Can you help me find a source of neighborhood occupancy statistics (in my case, in Chicago) that is inexpensive and reliable?
If you have a vacancy before you plan increases test the market at that time,maybe try getting $25 or $35 more and that will give you an indication of what can happen with increases
Posted by ray@lcorn on November 24, 2010 at 10:38:23:
Jim,
Couple of thoughts…
First, I wouldn’t use a property manager for 12 units. I’d likely have rents mailed direct to my office and have an on-call relationship with a local service firm for maintenance calls. Maybe your arrangement has some special circumstance which justifies the cost?
Second, your property manager is taking the tenant’s side. Not surprisingly, she objects to the increase because she is first in the line of fire for complaints. No increase means less flak. Obviously she is not being incentivized to maximize revenue. Might want to reconsider that relationship, eh?
Third, you’re on the right track to base your decision on market data. The relevant information is the occupancy and rent amount of your comp set, defined as properties directly competitive to yours in the defined market area. In my market we use the school district to define the market area. Urban market areas may be even smaller than that, perhaps centered around public transportation hubs and availability of core retail services such as groceries, pharmacy and medical locations.

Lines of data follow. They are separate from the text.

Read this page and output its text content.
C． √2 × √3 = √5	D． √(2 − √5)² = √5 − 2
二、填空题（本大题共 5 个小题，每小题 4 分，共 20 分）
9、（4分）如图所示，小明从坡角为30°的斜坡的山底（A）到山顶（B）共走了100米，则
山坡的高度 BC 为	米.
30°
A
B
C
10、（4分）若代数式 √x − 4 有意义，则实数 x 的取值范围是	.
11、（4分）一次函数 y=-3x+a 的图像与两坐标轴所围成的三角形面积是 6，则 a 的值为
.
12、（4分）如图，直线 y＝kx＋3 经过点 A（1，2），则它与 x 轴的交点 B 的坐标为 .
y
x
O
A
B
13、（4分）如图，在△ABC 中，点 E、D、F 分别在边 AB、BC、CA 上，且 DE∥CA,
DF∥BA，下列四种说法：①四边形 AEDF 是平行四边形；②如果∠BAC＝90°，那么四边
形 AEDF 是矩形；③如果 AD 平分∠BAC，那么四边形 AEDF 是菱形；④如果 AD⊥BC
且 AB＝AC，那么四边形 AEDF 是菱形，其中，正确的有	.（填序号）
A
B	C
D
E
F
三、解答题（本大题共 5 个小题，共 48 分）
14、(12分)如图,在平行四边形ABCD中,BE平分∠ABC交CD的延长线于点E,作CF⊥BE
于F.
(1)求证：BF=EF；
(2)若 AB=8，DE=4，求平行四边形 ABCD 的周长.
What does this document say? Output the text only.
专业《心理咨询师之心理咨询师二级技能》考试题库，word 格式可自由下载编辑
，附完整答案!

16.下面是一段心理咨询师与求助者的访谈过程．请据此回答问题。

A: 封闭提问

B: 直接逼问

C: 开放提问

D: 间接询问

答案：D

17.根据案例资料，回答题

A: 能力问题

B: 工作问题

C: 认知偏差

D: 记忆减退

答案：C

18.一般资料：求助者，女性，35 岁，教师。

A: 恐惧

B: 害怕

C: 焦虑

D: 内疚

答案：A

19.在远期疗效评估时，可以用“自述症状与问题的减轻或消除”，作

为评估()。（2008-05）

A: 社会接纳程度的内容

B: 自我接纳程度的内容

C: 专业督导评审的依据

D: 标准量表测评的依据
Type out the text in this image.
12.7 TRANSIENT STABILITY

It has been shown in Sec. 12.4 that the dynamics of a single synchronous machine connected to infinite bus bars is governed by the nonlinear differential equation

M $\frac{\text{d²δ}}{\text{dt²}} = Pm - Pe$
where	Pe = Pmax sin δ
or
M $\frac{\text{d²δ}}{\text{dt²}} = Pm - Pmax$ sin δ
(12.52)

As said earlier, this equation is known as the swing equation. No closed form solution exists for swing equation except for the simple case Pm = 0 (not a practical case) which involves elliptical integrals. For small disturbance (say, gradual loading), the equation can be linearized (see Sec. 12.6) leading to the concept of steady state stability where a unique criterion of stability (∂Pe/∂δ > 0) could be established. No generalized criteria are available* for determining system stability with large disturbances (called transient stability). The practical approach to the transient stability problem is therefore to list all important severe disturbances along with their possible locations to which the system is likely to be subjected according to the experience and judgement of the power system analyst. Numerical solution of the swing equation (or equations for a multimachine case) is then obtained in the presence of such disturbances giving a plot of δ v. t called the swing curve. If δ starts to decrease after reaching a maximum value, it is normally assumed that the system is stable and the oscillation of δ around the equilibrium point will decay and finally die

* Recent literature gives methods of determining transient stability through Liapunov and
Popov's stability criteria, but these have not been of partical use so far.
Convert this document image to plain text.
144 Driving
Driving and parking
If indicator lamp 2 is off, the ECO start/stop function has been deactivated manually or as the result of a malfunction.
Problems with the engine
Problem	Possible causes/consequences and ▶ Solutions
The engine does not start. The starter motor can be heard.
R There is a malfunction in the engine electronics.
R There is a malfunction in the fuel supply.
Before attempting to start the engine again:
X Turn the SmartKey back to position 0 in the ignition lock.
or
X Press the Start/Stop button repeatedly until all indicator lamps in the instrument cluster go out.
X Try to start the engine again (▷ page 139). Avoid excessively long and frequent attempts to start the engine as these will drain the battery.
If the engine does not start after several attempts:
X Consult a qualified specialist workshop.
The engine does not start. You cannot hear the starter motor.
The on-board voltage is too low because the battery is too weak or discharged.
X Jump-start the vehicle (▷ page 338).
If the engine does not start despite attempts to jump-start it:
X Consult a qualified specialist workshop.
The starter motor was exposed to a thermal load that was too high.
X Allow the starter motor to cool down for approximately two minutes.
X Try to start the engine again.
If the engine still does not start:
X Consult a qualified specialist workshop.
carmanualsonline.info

Once you’ve identified the market area, the cheapest source of info? The telephone, the yellow pages and Craigslist. Shop the comp set like a tenant. Compare your property’s amenities/location/price, etc. with the comp set and you’ll have a good read on supply and demand in the current market without the spin of managers and brokers.
Our general operating philosophy has always been to build occupancy first, then raise rates. This assumes you are continually maintaining the property to stay competitive. Every market is tiered to above-average, average and below-average properties. Within each tier there is a floor and ceiling on rents. Find where your property fits and price accordingly.